Buka Tutup Pintu Tol, Operator Tak Masalah Pendapatan Turun

SAH, CNN Indonesia | Sabtu, 04/08/2018 15:25 WIB
Buka Tutup Pintu Tol, Operator Tak Masalah Pendapatan Turun Buka tutup pintul tol diberlakukan selama Asian Games. (Foto: ANTARA FOTO/Rivan Awal Lingga)
Jakarta, CNN Indonesia -- Direktur PT Citra Marga Nushapala Persada Tbk (CMNP) Tito Sulistio mengaku kebijakan buka tutup pintu tol untuk Asian Games memberikan dampak terhadap perseroan. Pasalnya, ruas tol Rawamangun-Pulomas-Sunter yang dikelolanya terkena beleid tersebut.

Setidaknya, kata mantan Bos Bursa Efek Indonesia (BEI) itu, dampak beleid itu adalah pengurangan pendapatan CMNP. Namun, Tito mengaku tidak menghitung jumlah pengurangan pendapatannya.

"Pasti akan ada pengurangan pendapatan tapi enggak masalah," terang Tito di Jakarta, Sabtu (4/8).

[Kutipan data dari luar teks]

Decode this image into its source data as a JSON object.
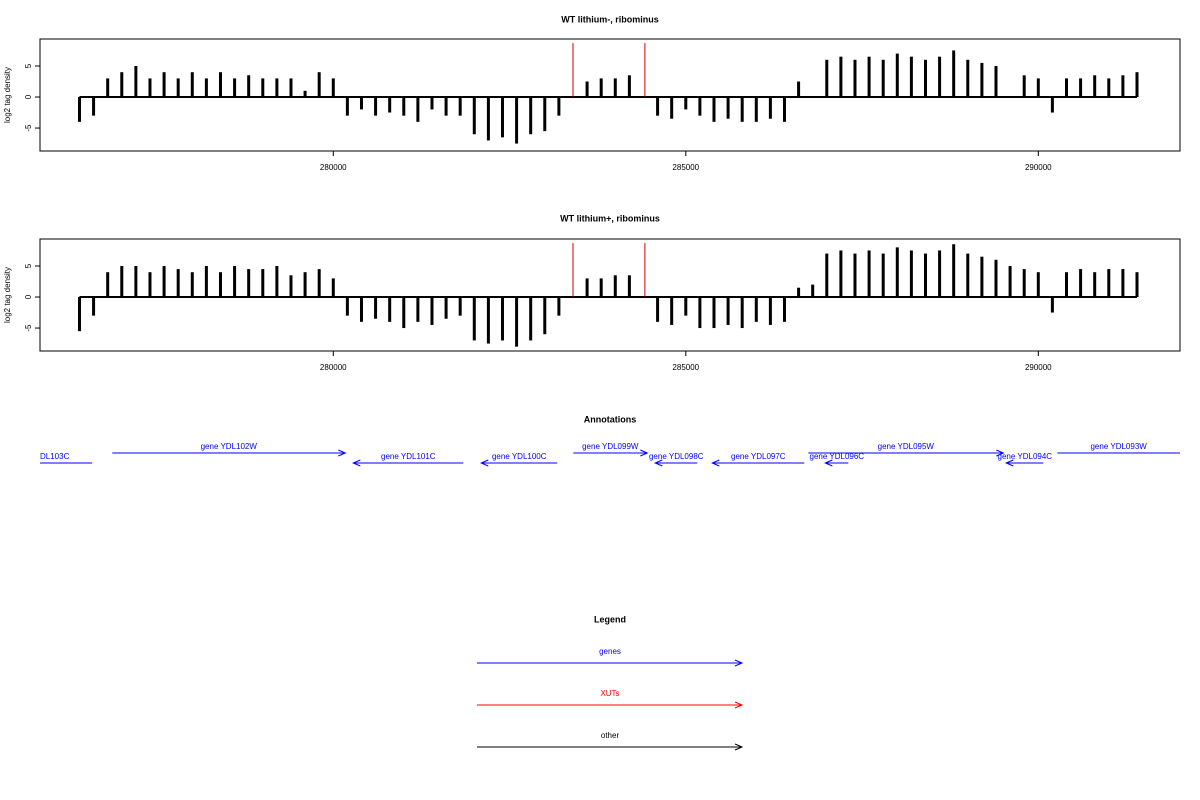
{
  "chart_data": [
    {
      "type": "bar",
      "title": "WT lithium-, ribominus",
      "ylabel": "log2 tag density",
      "color": "#000000",
      "x": [
        276400,
        276600,
        276800,
        277000,
        277200,
        277400,
        277600,
        277800,
        278000,
        278200,
        278400,
        278600,
        278800,
        279000,
        279200,
        279400,
        279600,
        279800,
        280000,
        280200,
        280400,
        280600,
        280800,
        281000,
        281200,
        281400,
        281600,
        281800,
        282000,
        282200,
        282400,
        282600,
        282800,
        283000,
        283200,
        283400,
        283600,
        283800,
        284000,
        284200,
        284400,
        284600,
        284800,
        285000,
        285200,
        285400,
        285600,
        285800,
        286000,
        286200,
        286400,
        286600,
        286800,
        287000,
        287200,
        287400,
        287600,
        287800,
        288000,
        288200,
        288400,
        288600,
        288800,
        289000,
        289200,
        289400,
        289600,
        289800,
        290000,
        290200,
        290400,
        290600,
        290800,
        291000,
        291200,
        291400
      ],
      "values": [
        -4,
        -3,
        3,
        4,
        5,
        3,
        4,
        3,
        4,
        3,
        4,
        3,
        3.5,
        3,
        3,
        3,
        1,
        4,
        3,
        -3,
        -2,
        -3,
        -2.5,
        -3,
        -4,
        -2,
        -3,
        -3,
        -6,
        -7,
        -6.5,
        -7.5,
        -6,
        -5.5,
        -3,
        0,
        2.5,
        3,
        3,
        3.5,
        0,
        -3,
        -3.5,
        -2,
        -3,
        -4,
        -3.5,
        -4,
        -4,
        -3.5,
        -4,
        2.5,
        0,
        6,
        6.5,
        6,
        6.5,
        6,
        7,
        6.5,
        6,
        6.5,
        7.5,
        6,
        5.5,
        5,
        0,
        3.5,
        3,
        -2.5,
        3,
        3,
        3.5,
        3,
        3.5,
        4
      ],
      "markers": {
        "color": "#cc0000",
        "x": [
          283400,
          284420
        ],
        "values": [
          8.7,
          8.7
        ]
      },
      "xlim": [
        275840,
        292010
      ],
      "ylim": [
        -8.7,
        9.35
      ],
      "xticks": [
        280000,
        285000,
        290000
      ],
      "yticks": [
        -5,
        0,
        5
      ]
    },
    {
      "type": "bar",
      "title": "WT lithium+, ribominus",
      "ylabel": "log2 tag density",
      "color": "#000000",
      "x": [
        276400,
        276600,
        276800,
        277000,
        277200,
        277400,
        277600,
        277800,
        278000,
        278200,
        278400,
        278600,
        278800,
        279000,
        279200,
        279400,
        279600,
        279800,
        280000,
        280200,
        280400,
        280600,
        280800,
        281000,
        281200,
        281400,
        281600,
        281800,
        282000,
        282200,
        282400,
        282600,
        282800,
        283000,
        283200,
        283400,
        283600,
        283800,
        284000,
        284200,
        284400,
        284600,
        284800,
        285000,
        285200,
        285400,
        285600,
        285800,
        286000,
        286200,
        286400,
        286600,
        286800,
        287000,
        287200,
        287400,
        287600,
        287800,
        288000,
        288200,
        288400,
        288600,
        288800,
        289000,
        289200,
        289400,
        289600,
        289800,
        290000,
        290200,
        290400,
        290600,
        290800,
        291000,
        291200,
        291400
      ],
      "values": [
        -5.5,
        -3,
        4,
        5,
        5,
        4,
        5,
        4.5,
        4,
        5,
        4,
        5,
        4.5,
        4.5,
        5,
        3.5,
        4,
        4.5,
        3,
        -3,
        -4,
        -3.5,
        -4,
        -5,
        -4,
        -4.5,
        -3.5,
        -3,
        -7,
        -7.5,
        -7,
        -8,
        -7,
        -6,
        -3,
        0,
        3,
        3,
        3.5,
        3.5,
        0,
        -4,
        -4.5,
        -3,
        -5,
        -5,
        -4.5,
        -5,
        -4,
        -4.5,
        -4,
        1.5,
        2,
        7,
        7.5,
        7,
        7.5,
        7,
        8,
        7.5,
        7,
        7.5,
        8.5,
        7,
        6.5,
        6,
        5,
        4.5,
        4,
        -2.5,
        4,
        4.5,
        4,
        4.5,
        4.5,
        4
      ],
      "markers": {
        "color": "#cc0000",
        "x": [
          283400,
          284420
        ],
        "values": [
          8.7,
          8.7
        ]
      },
      "xlim": [
        275840,
        292010
      ],
      "ylim": [
        -8.7,
        9.35
      ],
      "xticks": [
        280000,
        285000,
        290000
      ],
      "yticks": [
        -5,
        0,
        5
      ]
    }
  ],
  "annotations": {
    "title": "Annotations",
    "color": "#0000ff",
    "xlim": [
      275840,
      292010
    ],
    "genes": [
      {
        "label": "DL103C",
        "start": 275840,
        "end": 276580,
        "strand": "-"
      },
      {
        "label": "gene YDL102W",
        "start": 276865,
        "end": 280170,
        "strand": "+"
      },
      {
        "label": "gene YDL101C",
        "start": 280284,
        "end": 281844,
        "strand": "-"
      },
      {
        "label": "gene YDL100C",
        "start": 282099,
        "end": 283177,
        "strand": "-"
      },
      {
        "label": "gene YDL099W",
        "start": 283404,
        "end": 284454,
        "strand": "+"
      },
      {
        "label": "gene YDL098C",
        "start": 284567,
        "end": 285163,
        "strand": "-"
      },
      {
        "label": "gene YDL097C",
        "start": 285376,
        "end": 286681,
        "strand": "-"
      },
      {
        "label": "gene YDL096C",
        "start": 286979,
        "end": 287305,
        "strand": "-"
      },
      {
        "label": "gene YDL095W",
        "start": 286738,
        "end": 289504,
        "strand": "+"
      },
      {
        "label": "gene YDL094C",
        "start": 289546,
        "end": 290071,
        "strand": "-"
      },
      {
        "label": "gene YDL093W",
        "start": 290270,
        "end": 292010,
        "strand": "+"
      }
    ]
  },
  "legend": {
    "title": "Legend",
    "items": [
      {
        "name": "genes",
        "color": "#0000ff"
      },
      {
        "name": "XUTs",
        "color": "#ff0000"
      },
      {
        "name": "other",
        "color": "#000000"
      }
    ]
  }
}
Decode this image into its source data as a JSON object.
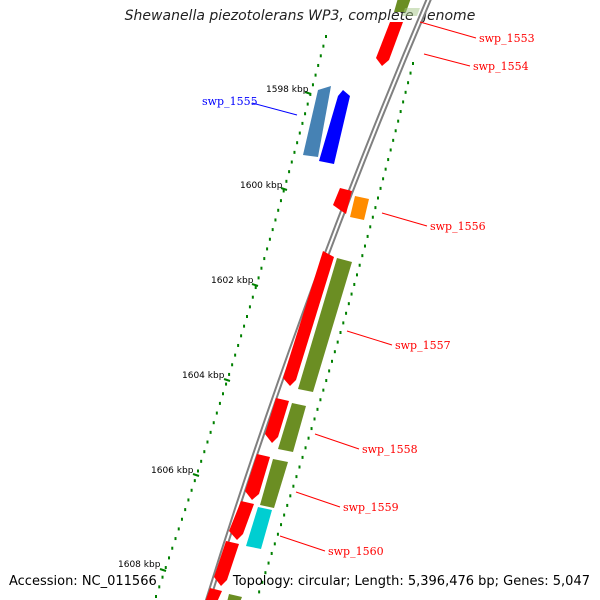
{
  "title": "Shewanella piezotolerans WP3, complete genome",
  "footer": {
    "accession": "Accession: NC_011566",
    "summary": "Topology: circular; Length: 5,396,476 bp; Genes: 5,047"
  },
  "colors": {
    "backbone": "#808080",
    "tick": "#008000",
    "label_red": "#ff0000",
    "label_blue": "#0000ff",
    "gene_red": "#ff0000",
    "gene_olive": "#6b8e23",
    "gene_steelblue": "#4682b4",
    "gene_blue": "#0000ff",
    "gene_orange": "#ff8c00",
    "gene_cyan": "#00ced1"
  },
  "kbp_ticks": [
    {
      "label": "1598 kbp"
    },
    {
      "label": "1600 kbp"
    },
    {
      "label": "1602 kbp"
    },
    {
      "label": "1604 kbp"
    },
    {
      "label": "1606 kbp"
    },
    {
      "label": "1608 kbp"
    }
  ],
  "gene_labels": [
    {
      "name": "swp_1553",
      "color": "label_red"
    },
    {
      "name": "swp_1554",
      "color": "label_red"
    },
    {
      "name": "swp_1555",
      "color": "label_blue"
    },
    {
      "name": "swp_1556",
      "color": "label_red"
    },
    {
      "name": "swp_1557",
      "color": "label_red"
    },
    {
      "name": "swp_1558",
      "color": "label_red"
    },
    {
      "name": "swp_1559",
      "color": "label_red"
    },
    {
      "name": "swp_1560",
      "color": "label_red"
    }
  ]
}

Menurut dia pengurangan pendapatan itu tak seberapa, karena kebijakan buka tutup tol tersebut hanya efektif berlangsung sembilan hari selama Asian Games.

"Kita enggak itung, kita 9 hari (buka tutup) tidak apa-apa, asal jangan terus-terusan," ujarnya.

Namun, lanjut Tito, dampak dari Asian Games akan positif bagi perseroan karena secara luas, pesta olahraga terbesar se-Asia itu bakal menggenjot ekonomi nasional. Hal itu kata, dia sudah terbukti di beberapa negara lain yang pernah menyelenggarakan pesta olahraga serupa.

"Kalau Asian Games sukses, ya mudah-mudahan tahun politik tahun depan tidak terasa karena ekonomi dampaknya meningkat," ungkapnya.

"Rule of thumb di  dunia seperti itu setelah event olahraga Olimpiade, Asian Games itu ekonomi naik. Okelah Brasil tidak terbukti, tapi yang lain terbukti," lanjut dia.

Sebelumnya, Kebijakan buka tutup sejumlah gerbang tol dalam masa uji coba rekayasa lalu lintas menjelang Asian Games 2018 mulai diterapkan.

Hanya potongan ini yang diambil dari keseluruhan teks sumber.